I should mention too, though, that they weren’t solely for us. Parts of them were always clearly marked for passing to Brian Johansen, for publication in the ‘Sugar Town Weekly’. It was important, Bridie told Asael and me, to remind ‘the congregation’ of the Reverend’s ‘selfless work’ and his ‘continued prayers’. Etcetera - etcetera - yada - yada. The real story was that we and the Reverend lived pretty much on donations and hand-outs and the good will of the town. So the true purpose of the letters, I always knew, was to fortify the illusion of his and our usefulness.
In the long, slack periods between letters, Bridie did her best to compensate. “We’re so blessed!” she’d tell anyone who’d listen. “Show me another town with a minister doing such important work! So important that he can’t come home! Not ever!”
His letters and her delusions were enough to keep Asa’ and maybe a few other fanatics on side. But not me. Never me. If I wasn’t so flat-out busy not caring about him, I’d have written him a note saying, ‘Get over yourself! Brid
ie needs you here more than they need you there; so come home!’
Not that I felt sorry for myself. I didn’t. Seriously! I felt sorry for Bridie! Landed with Asael and me, and too precarious about everything to claim a life for herself. But being sorry for people – even for people you care about – wears thin. Like I said, she was twenty-four. Sure, she had an amnesiac block and ‘nervous problems’ but I figured hey! Do those things break your legs? Or can you still stand up for yourself? Which takes me back again to those comments on truth. It’s way complicated.
* * *
So anyhow, when I turned my back on Asael in bed and said, “God! This family!” I was thinking of all those people, just a little bit.
“You shouldn’t,” he whispered, “take God’s name in vain!”
“No? Is that worse than peeking through keyholes?”
“I wasn’t peeking to see her, Ruthie. I was peeking to see if she was okay.”
“Yeah, yeah. Thousands wouldn’t, but I do . . . believe you. And don’t call me Ruthie. Call me . . . Genuflecta.”
“Genuflecta?”
“Yeah. I’m thinking of having a holy week this week.”
“Okay.” He rolled on his side and touched my back. “Genuflecta?”
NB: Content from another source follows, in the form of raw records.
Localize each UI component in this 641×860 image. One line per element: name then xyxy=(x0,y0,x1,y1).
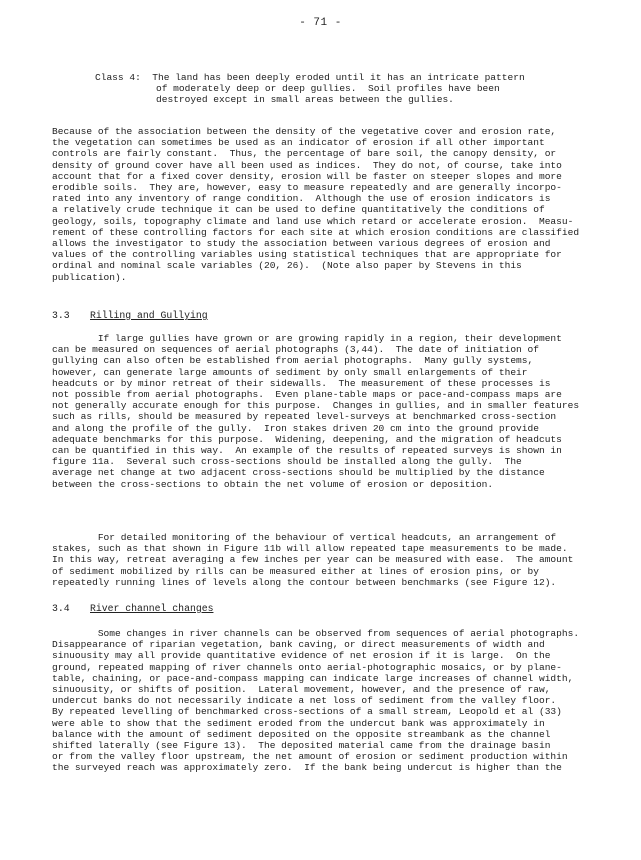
text-line: of moderately deep or deep gullies. Soil profiles have been xyxy=(156,83,500,95)
text-line: If large gullies have grown or are growing rapidly in a region, their development xyxy=(52,333,562,344)
text-line: stakes, such as that shown in Figure 11b will allow repeated tape measurements to be made. xyxy=(52,543,568,555)
text-line: average net change at two adjacent cross-sections should be multiplied by the distance xyxy=(52,467,545,479)
text-line: were able to show that the sediment eroded from the undercut bank was approximately in xyxy=(52,717,545,729)
text-line: Because of the association between the density of the vegetative cover and erosion rate, xyxy=(52,126,557,137)
text-line: table, chaining, or pace-and-compass mapping can indicate large increases of channel width, xyxy=(52,672,574,684)
text-line: destroyed except in small areas between the gullies. xyxy=(156,94,454,106)
text-line: publication). xyxy=(52,271,127,283)
text-line: the vegetation can sometimes be used as an indicator of erosion if all other important xyxy=(52,137,545,149)
text-line: and along the profile of the gully. Iron stakes driven 20 cm into the ground provide xyxy=(52,422,539,434)
section-number: 3.3 xyxy=(52,310,70,321)
text-line: however, can generate large amounts of sediment by only small enlargements of their xyxy=(52,366,528,378)
text-line: such as rills, should be measured by repeated level-surveys at benchmarked cross-section xyxy=(52,411,557,423)
text-line: balance with the amount of sediment deposited on the opposite streambank as the channel xyxy=(52,728,551,740)
text-line: account that for a fixed cover density, erosion will be faster on steeper slopes and more xyxy=(52,170,562,182)
text-line: can be measured on sequences of aerial photographs (3,44). The date of initiation of xyxy=(52,344,539,356)
text-line: controls are fairly constant. Thus, the percentage of bare soil, the canopy density, or xyxy=(52,148,557,160)
text-line: undercut banks do not necessarily indicate a net loss of sediment from the valley floor. xyxy=(52,695,557,707)
text-line: repeatedly running lines of levels along the contour between benchmarks (see Figure 12). xyxy=(52,576,557,588)
paragraph-vegetation-indicator xyxy=(52,126,622,283)
text-line: not possible from aerial photographs. Even plane-table maps or pace-and-compass maps are xyxy=(52,389,562,401)
text-line: a relatively crude technique it can be used to define quantitatively the conditions of xyxy=(52,204,545,216)
class-4-definition xyxy=(95,72,615,106)
text-line: Class 4: The land has been deeply eroded until it has an intricate pattern xyxy=(95,72,525,83)
text-line: of sediment mobilized by rills can be measured either at lines of erosion pins, or by xyxy=(52,565,539,577)
text-line: gullying can also often be established from aerial photographs. Many gully systems, xyxy=(52,355,534,367)
text-line: not generally accurate enough for this purpose. Changes in gullies, and in smaller features xyxy=(52,400,580,412)
text-line: geology, soils, topography climate and land use which retard or accelerate erosion. Measu- xyxy=(52,215,574,227)
text-line: values of the controlling variables using statistical techniques that are appropriate for xyxy=(52,249,562,261)
text-line: density of ground cover have all been used as indices. They do not, of course, take into xyxy=(52,159,562,171)
paragraph-river-channel xyxy=(52,628,632,774)
text-line: sinuousity, or shifts of position. Lateral movement, however, and the presence of raw, xyxy=(52,684,551,696)
text-line: ordinal and nominal scale variables (20, 26). (Note also paper by Stevens in this xyxy=(52,260,522,272)
text-line: rement of these controlling factors for each site at which erosion conditions are classified xyxy=(52,226,580,238)
text-line: or from the valley floor upstream, the net amount of erosion or sediment production within xyxy=(52,751,568,763)
text-line: Disappearance of riparian vegetation, bank caving, or direct measurements of width and xyxy=(52,639,545,651)
text-line: For detailed monitoring of the behaviour of vertical headcuts, an arrangement of xyxy=(52,532,557,543)
text-line: the surveyed reach was approximately zero. If the bank being undercut is higher than the xyxy=(52,762,562,774)
text-line: By repeated levelling of benchmarked cross-sections of a small stream, Leopold et al (33) xyxy=(52,706,562,718)
text-line: ground, repeated mapping of river channels onto aerial-photographic mosaics, or by plane- xyxy=(52,661,562,673)
text-line: shifted laterally (see Figure 13). The deposited material came from the drainage basin xyxy=(52,740,551,752)
text-line: rated into any inventory of range condition. Although the use of erosion indicators is xyxy=(52,193,551,205)
text-line: figure 11a. Several such cross-sections should be installed along the gully. The xyxy=(52,456,522,468)
text-line: erodible soils. They are, however, easy to measure repeatedly and are generally incorpo- xyxy=(52,182,562,194)
section-heading-3-4 xyxy=(52,603,213,615)
text-line: Some changes in river channels can be observed from sequences of aerial photographs. xyxy=(52,628,580,639)
text-line: sinuousity may all provide quantitative evidence of net erosion if it is large. On the xyxy=(52,650,551,662)
paragraph-gullying xyxy=(52,333,627,490)
text-line: between the cross-sections to obtain the net volume of erosion or deposition. xyxy=(52,478,494,490)
section-number: 3.4 xyxy=(52,603,70,614)
paragraph-headcut-monitoring xyxy=(52,532,627,588)
section-heading-3-3 xyxy=(52,310,208,322)
text-line: In this way, retreat averaging a few inches per year can be measured with ease. The amount xyxy=(52,554,574,566)
section-title: River channel changes xyxy=(90,603,214,614)
section-title: Rilling and Gullying xyxy=(90,310,208,321)
text-line: allows the investigator to study the association between various degrees of erosion and xyxy=(52,238,551,250)
text-line: adequate benchmarks for this purpose. Widening, deepening, and the migration of headcuts xyxy=(52,433,562,445)
text-line: can be quantified in this way. An example of the results of repeated surveys is shown in xyxy=(52,445,562,457)
page-number: - 71 - xyxy=(299,17,342,29)
text-line: headcuts or by minor retreat of their sidewalls. The measurement of these processes is xyxy=(52,377,551,389)
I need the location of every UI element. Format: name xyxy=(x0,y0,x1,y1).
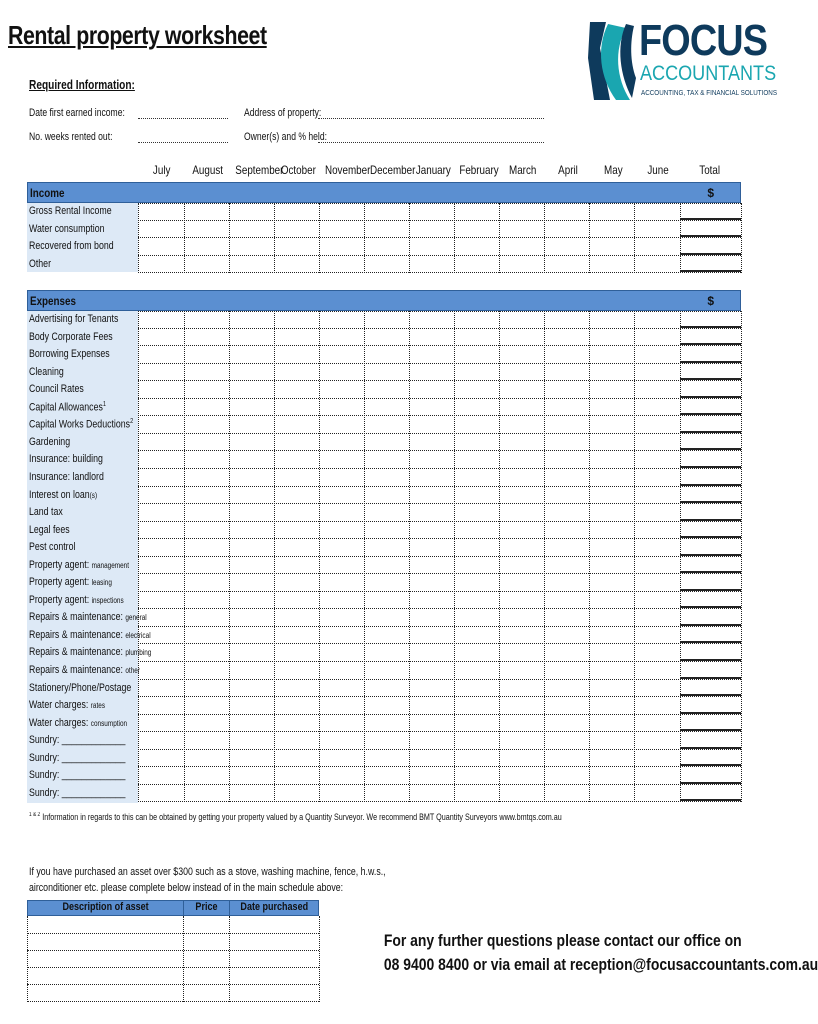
total-cell[interactable] xyxy=(680,712,741,714)
total-cell[interactable] xyxy=(680,413,741,415)
expense-label-main: Sundry: _____________ xyxy=(29,786,126,799)
contact-line2: 08 9400 8400 or via email at reception@focusaccountants.com.au xyxy=(383,955,818,974)
asset-row-line[interactable] xyxy=(27,933,319,934)
total-cell[interactable] xyxy=(680,694,741,696)
grid-column-line xyxy=(634,203,635,273)
month-label: October xyxy=(280,163,316,177)
total-cell[interactable] xyxy=(680,624,741,626)
grid-column-line xyxy=(634,311,635,802)
date-first-earned-label: Date first earned income: xyxy=(29,107,125,119)
expense-label-sub: management xyxy=(91,560,129,570)
expense-label-main: Interest on loan xyxy=(29,488,90,501)
month-label: February xyxy=(459,163,499,177)
row-label xyxy=(29,559,129,571)
total-cell[interactable] xyxy=(680,378,741,380)
grid-column-line xyxy=(454,203,455,273)
total-cell[interactable] xyxy=(680,218,741,220)
row-label xyxy=(29,401,106,414)
asset-col-date: Date purchased xyxy=(229,900,319,916)
contact-message xyxy=(350,929,818,977)
expense-label-main: Repairs & maintenance: xyxy=(29,628,126,641)
asset-column-line xyxy=(27,916,28,1002)
footnote-marker: 1 & 2 xyxy=(29,812,41,818)
expenses-heading: Expenses xyxy=(30,294,76,308)
row-label xyxy=(29,752,125,764)
expense-label-main: Repairs & maintenance: xyxy=(29,611,126,624)
row-label xyxy=(29,787,125,799)
row-label xyxy=(29,541,75,553)
owners-label: Owner(s) and % held: xyxy=(244,131,327,143)
row-label: Recovered from bond xyxy=(29,240,114,252)
expense-label-main: Council Rates xyxy=(29,383,84,396)
grid-column-line xyxy=(589,203,590,273)
expense-label-sub: (s) xyxy=(89,490,98,500)
grid-column-line xyxy=(499,311,500,802)
required-heading: Required Information: xyxy=(29,77,135,92)
expense-label-main: Water charges: xyxy=(29,699,91,712)
grid-column-line xyxy=(544,203,545,273)
row-label: Water consumption xyxy=(29,222,105,235)
expense-label-main: Repairs & maintenance: xyxy=(29,646,126,659)
expense-label-main: Body Corporate Fees xyxy=(29,330,113,343)
total-cell[interactable] xyxy=(680,606,741,608)
total-cell[interactable] xyxy=(680,466,741,468)
expense-label-main: Capital Allowances xyxy=(29,401,103,414)
month-header xyxy=(139,163,185,177)
expense-label-sub: consumption xyxy=(90,718,128,728)
row-label xyxy=(29,418,133,431)
expenses-currency: $ xyxy=(707,294,714,308)
total-cell[interactable] xyxy=(680,343,741,345)
month-header xyxy=(365,163,416,177)
owners-field[interactable] xyxy=(318,141,544,143)
month-label: April xyxy=(558,163,578,177)
address-label: Address of property: xyxy=(244,107,322,119)
grid-column-line xyxy=(499,203,500,273)
total-cell[interactable] xyxy=(680,519,741,521)
expense-label-main: Sundry: _____________ xyxy=(29,769,126,782)
total-cell[interactable] xyxy=(680,589,741,591)
month-label: June xyxy=(647,163,669,177)
company-logo xyxy=(586,16,778,104)
total-cell[interactable] xyxy=(680,431,741,433)
total-header: Total xyxy=(699,163,721,177)
asset-row-line[interactable] xyxy=(27,984,319,985)
expense-label-main: Property agent: xyxy=(29,576,92,589)
expense-label-sub: leasing xyxy=(91,578,112,588)
month-header xyxy=(635,163,681,177)
grid-column-line xyxy=(454,311,455,802)
expense-label-main: Legal fees xyxy=(29,523,70,536)
grid-column-line xyxy=(364,203,365,273)
total-cell[interactable] xyxy=(680,501,741,503)
expense-label-sub: rates xyxy=(90,701,106,711)
asset-col-price: Price xyxy=(183,900,230,916)
date-first-earned-field[interactable] xyxy=(138,117,228,119)
row-label xyxy=(29,664,140,676)
total-cell[interactable] xyxy=(680,448,741,450)
total-cell[interactable] xyxy=(680,361,741,363)
row-label xyxy=(29,524,70,536)
expense-label-main: Insurance: landlord xyxy=(29,470,104,483)
expense-label-main: Land tax xyxy=(29,506,63,519)
month-header xyxy=(320,163,371,177)
month-header xyxy=(185,163,231,177)
expenses-band xyxy=(27,290,741,311)
asset-column-line xyxy=(319,916,320,1002)
row-label xyxy=(29,436,70,448)
grid-column-line xyxy=(184,203,185,273)
month-label: December xyxy=(369,163,416,177)
row-label xyxy=(29,769,125,781)
month-header xyxy=(590,163,636,177)
total-cell[interactable] xyxy=(680,799,741,801)
month-header xyxy=(230,163,284,177)
row-label xyxy=(29,453,103,465)
row-label: Other xyxy=(29,257,52,270)
footnote-ref: 1 xyxy=(102,400,106,408)
asset-column-line xyxy=(183,916,184,1002)
expense-label-main: Sundry: _____________ xyxy=(29,751,126,764)
grid-column-line xyxy=(409,311,410,802)
row-label xyxy=(29,331,113,343)
income-heading: Income xyxy=(30,186,65,200)
month-label: March xyxy=(509,163,537,177)
expense-label-main: Repairs & maintenance: xyxy=(29,664,126,676)
asset-row-line[interactable] xyxy=(27,1001,319,1002)
expense-label-sub: electrical xyxy=(125,630,151,640)
weeks-rented-field[interactable] xyxy=(138,141,228,143)
expense-label-main: Borrowing Expenses xyxy=(29,348,110,361)
row-label xyxy=(29,366,64,378)
grid-column-line xyxy=(741,311,742,802)
asset-row-line[interactable] xyxy=(27,950,319,951)
month-header xyxy=(275,163,321,177)
grid-column-line xyxy=(589,311,590,802)
row-label xyxy=(29,646,151,658)
month-header xyxy=(545,163,591,177)
grid-column-line xyxy=(364,311,365,802)
month-label: January xyxy=(415,163,451,177)
expense-label-sub: general xyxy=(125,613,147,623)
page-title: Rental property worksheet xyxy=(8,20,267,50)
contact-line1: For any further questions please contact our office on xyxy=(383,931,742,950)
expense-label-main: Cleaning xyxy=(29,365,64,378)
grid-column-line xyxy=(274,203,275,273)
grid-column-line xyxy=(229,203,230,273)
total-cell[interactable] xyxy=(680,270,741,272)
expense-label-main: Water charges: xyxy=(29,716,91,729)
total-cell[interactable] xyxy=(680,484,741,486)
month-header xyxy=(500,163,546,177)
footnote xyxy=(29,812,562,822)
expense-label-main: Property agent: xyxy=(29,558,92,571)
weeks-rented-label: No. weeks rented out: xyxy=(29,131,113,143)
total-cell[interactable] xyxy=(680,764,741,766)
grid-column-line xyxy=(274,311,275,802)
grid-column-line xyxy=(409,203,410,273)
footnote-text: Information in regards to this can be obtained by getting your property valued by a Quantity Surveyor. We recommend BMT Quantity Surveyors www.bmtqs.com.au xyxy=(42,812,562,822)
grid-column-line xyxy=(741,203,742,273)
month-label: July xyxy=(153,163,171,177)
total-cell[interactable] xyxy=(680,235,741,237)
total-cell[interactable] xyxy=(680,677,741,679)
row-label xyxy=(29,506,63,518)
total-cell[interactable] xyxy=(680,782,741,784)
asset-note-line1: If you have purchased an asset over $300 such as a stove, washing machine, fence, h.w.s., xyxy=(29,866,386,878)
expense-label-main: Pest control xyxy=(29,541,76,554)
grid-column-line xyxy=(138,311,139,802)
row-label xyxy=(29,629,151,641)
month-header xyxy=(455,163,501,177)
grid-column-line xyxy=(544,311,545,802)
total-cell[interactable] xyxy=(680,747,741,749)
logo-sub: ACCOUNTANTS xyxy=(640,62,777,85)
grid-column-line xyxy=(229,311,230,802)
grid-column-line xyxy=(680,311,681,802)
month-label: August xyxy=(192,163,224,177)
asset-col-description: Description of asset xyxy=(27,900,184,916)
month-label: November xyxy=(324,163,371,177)
logo-tagline: ACCOUNTING, TAX & FINANCIAL SOLUTIONS xyxy=(641,90,778,97)
row-label xyxy=(29,383,84,395)
total-cell[interactable] xyxy=(680,253,741,255)
expense-label-main: Gardening xyxy=(29,435,71,448)
total-cell[interactable] xyxy=(680,659,741,661)
grid-column-line xyxy=(184,311,185,802)
expense-label-sub: inspections xyxy=(91,595,124,605)
footnote-ref: 2 xyxy=(130,418,134,426)
expense-label-sub: plumbing xyxy=(125,648,152,658)
total-cell[interactable] xyxy=(680,641,741,643)
row-label xyxy=(29,717,127,729)
income-band xyxy=(27,182,741,203)
month-header xyxy=(410,163,456,177)
expense-label-main: Property agent: xyxy=(29,593,92,606)
total-cell[interactable] xyxy=(680,571,741,573)
row-label xyxy=(29,471,104,483)
expense-label-sub: other xyxy=(125,666,140,675)
address-field[interactable] xyxy=(318,117,544,119)
total-cell[interactable] xyxy=(680,729,741,731)
row-label xyxy=(29,682,131,694)
month-label: September xyxy=(235,163,284,177)
total-cell[interactable] xyxy=(680,536,741,538)
total-cell[interactable] xyxy=(680,326,741,328)
expense-label-main: Advertising for Tenants xyxy=(29,313,119,325)
asset-column-line xyxy=(229,916,230,1002)
row-label xyxy=(29,313,118,325)
asset-row-line[interactable] xyxy=(27,967,319,968)
month-label: May xyxy=(603,163,623,177)
grid-column-line xyxy=(680,203,681,273)
row-label xyxy=(29,699,105,711)
total-cell[interactable] xyxy=(680,554,741,556)
expense-label-main: Stationery/Phone/Postage xyxy=(29,681,132,694)
expense-label-main: Sundry: _____________ xyxy=(29,734,126,747)
row-label: Gross Rental Income xyxy=(29,205,112,217)
total-cell[interactable] xyxy=(680,396,741,398)
logo-name: FOCUS xyxy=(639,16,768,65)
row-label xyxy=(29,734,125,746)
grid-column-line xyxy=(138,203,139,273)
expense-label-main: Capital Works Deductions xyxy=(29,418,131,431)
income-currency: $ xyxy=(707,186,714,200)
grid-column-line xyxy=(319,311,320,802)
row-label xyxy=(29,348,110,360)
expense-label-main: Insurance: building xyxy=(29,453,103,466)
asset-note-line2: airconditioner etc. please complete below instead of in the main schedule above: xyxy=(29,882,344,894)
row-label xyxy=(29,611,147,623)
row-label xyxy=(29,594,124,606)
row-label xyxy=(29,489,97,501)
grid-column-line xyxy=(319,203,320,273)
row-label xyxy=(29,576,112,588)
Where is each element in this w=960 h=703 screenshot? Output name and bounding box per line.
“What, Asael? Can you see I’m trying to sleep?”
“I had a dream too.”
“Mm. That’s nice.”
Asael had a regular X-box thing happening in his head. Sleeping and waking. Seating for only one. Hence the medication.
“Mum. It was the mum dream.”
“Uh-huh. And how was she?”
“Like always. Beautiful. Like Bridie. And sad. Like Bridie.”
“Uh-huh. Well! I guess that’s being dead for you. Same feet as always?”
In Asael’s ‘mum dream’, she always had skeleton feet. Creepy, I know, but it had to do with the way she died.
“Yeah.” I could feel him pulling one of his own feet up to touch. “Twenty-six bones,” he muttered. “Tarsus, metatarsus, phalanges.” Then he lost interest and started on at me again. “She talked to me. She said my name. Asael. Then she said, ‘God strengthens. But you have to help.’ What do you think that means?”
I rolled over to face him. He was weird, but he was my brother. And I knew he had a guilt thing about Rita. Post-natal depression was the only explanation we’d ever been given for what she did and, of course, he was the ‘natal’ that the depression came ‘post’ of . . . if you take my meaning. So I gave him a bit of a hug.